Among the proteins that were higher expressed in the neuronal subpopulation ‘dorsal’ three were associated with the cytoskeleton and neuronal plasticity: Myelin basic protein (P02686), Cytoskeletal type II keratin 4 (P19013), and Microtubule-associated protein 4 (P62158). Also the Aldo-keto reductase family 1 member C1 (Q04828) that was specifically expressed in the same neuronal subpopulation was associated with neuronal plasticity.

Three proteins that were specifically or higher expressed in the neuronal subpopulation ‘ventral’ are associated with calcium. Higher expressed were the proteins Calmodulin (P62158) and Protein kinase C beta type (P05771) and specifically expressed Calmodulin-like protein 3 (P27482).
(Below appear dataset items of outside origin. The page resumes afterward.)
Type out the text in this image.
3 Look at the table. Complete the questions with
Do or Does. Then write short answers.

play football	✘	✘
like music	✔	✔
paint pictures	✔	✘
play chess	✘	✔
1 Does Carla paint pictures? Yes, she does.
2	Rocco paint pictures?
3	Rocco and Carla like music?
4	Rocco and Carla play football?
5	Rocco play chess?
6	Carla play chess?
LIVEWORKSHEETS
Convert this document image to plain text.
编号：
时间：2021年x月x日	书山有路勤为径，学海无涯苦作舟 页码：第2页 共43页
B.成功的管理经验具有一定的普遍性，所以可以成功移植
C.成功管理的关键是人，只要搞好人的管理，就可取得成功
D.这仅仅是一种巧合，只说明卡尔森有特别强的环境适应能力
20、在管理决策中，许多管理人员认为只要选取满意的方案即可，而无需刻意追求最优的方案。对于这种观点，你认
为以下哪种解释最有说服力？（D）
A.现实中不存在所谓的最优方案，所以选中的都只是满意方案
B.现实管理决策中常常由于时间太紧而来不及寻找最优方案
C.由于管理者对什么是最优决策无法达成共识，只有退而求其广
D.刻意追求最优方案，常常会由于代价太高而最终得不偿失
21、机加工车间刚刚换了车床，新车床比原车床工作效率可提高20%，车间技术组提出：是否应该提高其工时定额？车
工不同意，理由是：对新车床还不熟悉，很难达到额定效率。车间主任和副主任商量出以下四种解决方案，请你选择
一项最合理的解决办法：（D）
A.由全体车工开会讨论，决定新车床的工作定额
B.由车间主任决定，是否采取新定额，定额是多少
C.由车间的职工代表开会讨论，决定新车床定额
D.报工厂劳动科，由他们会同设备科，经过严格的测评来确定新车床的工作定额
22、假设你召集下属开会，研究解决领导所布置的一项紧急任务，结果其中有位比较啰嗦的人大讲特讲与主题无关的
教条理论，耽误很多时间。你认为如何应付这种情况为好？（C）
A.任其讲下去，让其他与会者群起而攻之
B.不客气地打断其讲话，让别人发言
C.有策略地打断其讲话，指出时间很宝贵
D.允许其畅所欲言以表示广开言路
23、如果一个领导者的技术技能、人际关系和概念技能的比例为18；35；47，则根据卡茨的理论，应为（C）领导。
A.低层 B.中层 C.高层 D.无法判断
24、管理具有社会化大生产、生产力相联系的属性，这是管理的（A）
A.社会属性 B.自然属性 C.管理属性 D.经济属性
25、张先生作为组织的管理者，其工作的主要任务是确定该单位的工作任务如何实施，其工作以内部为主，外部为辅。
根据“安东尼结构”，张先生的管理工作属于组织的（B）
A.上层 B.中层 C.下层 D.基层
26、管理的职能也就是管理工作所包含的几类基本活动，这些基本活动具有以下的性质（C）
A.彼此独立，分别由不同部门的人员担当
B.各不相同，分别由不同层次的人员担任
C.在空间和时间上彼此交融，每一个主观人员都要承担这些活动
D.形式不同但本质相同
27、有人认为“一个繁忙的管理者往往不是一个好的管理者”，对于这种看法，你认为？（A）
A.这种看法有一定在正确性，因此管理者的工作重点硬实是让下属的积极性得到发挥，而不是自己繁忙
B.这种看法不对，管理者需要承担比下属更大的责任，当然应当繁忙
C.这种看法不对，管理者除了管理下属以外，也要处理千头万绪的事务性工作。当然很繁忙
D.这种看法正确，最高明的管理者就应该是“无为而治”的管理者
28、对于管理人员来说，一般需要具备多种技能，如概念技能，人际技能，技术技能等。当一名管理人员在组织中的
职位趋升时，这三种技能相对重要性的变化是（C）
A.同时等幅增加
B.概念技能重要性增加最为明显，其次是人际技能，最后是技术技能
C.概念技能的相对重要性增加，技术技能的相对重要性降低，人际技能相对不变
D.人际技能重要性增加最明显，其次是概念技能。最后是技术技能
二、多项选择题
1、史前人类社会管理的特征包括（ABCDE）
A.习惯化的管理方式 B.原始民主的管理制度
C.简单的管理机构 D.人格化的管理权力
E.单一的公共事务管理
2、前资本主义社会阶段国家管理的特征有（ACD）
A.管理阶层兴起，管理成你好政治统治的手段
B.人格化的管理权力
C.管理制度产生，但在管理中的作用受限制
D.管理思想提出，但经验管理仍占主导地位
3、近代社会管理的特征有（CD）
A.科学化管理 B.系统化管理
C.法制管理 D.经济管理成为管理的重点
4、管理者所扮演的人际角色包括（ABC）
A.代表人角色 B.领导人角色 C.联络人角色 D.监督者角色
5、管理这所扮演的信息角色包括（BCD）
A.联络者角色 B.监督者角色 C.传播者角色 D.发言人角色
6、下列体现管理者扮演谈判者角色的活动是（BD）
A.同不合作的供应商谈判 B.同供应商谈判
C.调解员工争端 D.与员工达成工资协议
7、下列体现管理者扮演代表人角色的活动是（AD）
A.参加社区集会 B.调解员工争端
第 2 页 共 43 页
Of 19 proteins that are listed in the KEGG pathway ‘Parkison’s disease’, 5 were identified in this study: Tyrosine 3-monooxygenase (P07101), Ubiquitin carboxyl-terminal hydrolase isozyme (P09936), Alpha-synuclein (P37840), Aromatic L-amino-acid decarboxylase (P20711), and Parkinson disease protein 7 (Q99497). None of these proteins were specifically (so called black/white proteins) or significantly differential expressed between the neurons of the dorsal and the ventral tier of the substantia nigra (see Fig 7). Only the Aromatic-L-amino-acid decarboxylase (P20711) had a log 2 foldchange higher than 0.5 (0.74, higher expressed in neurons of the ventral tier of the substantia nigra) but its Qvalue was 0.18 thus not fulfilling the filter criteria.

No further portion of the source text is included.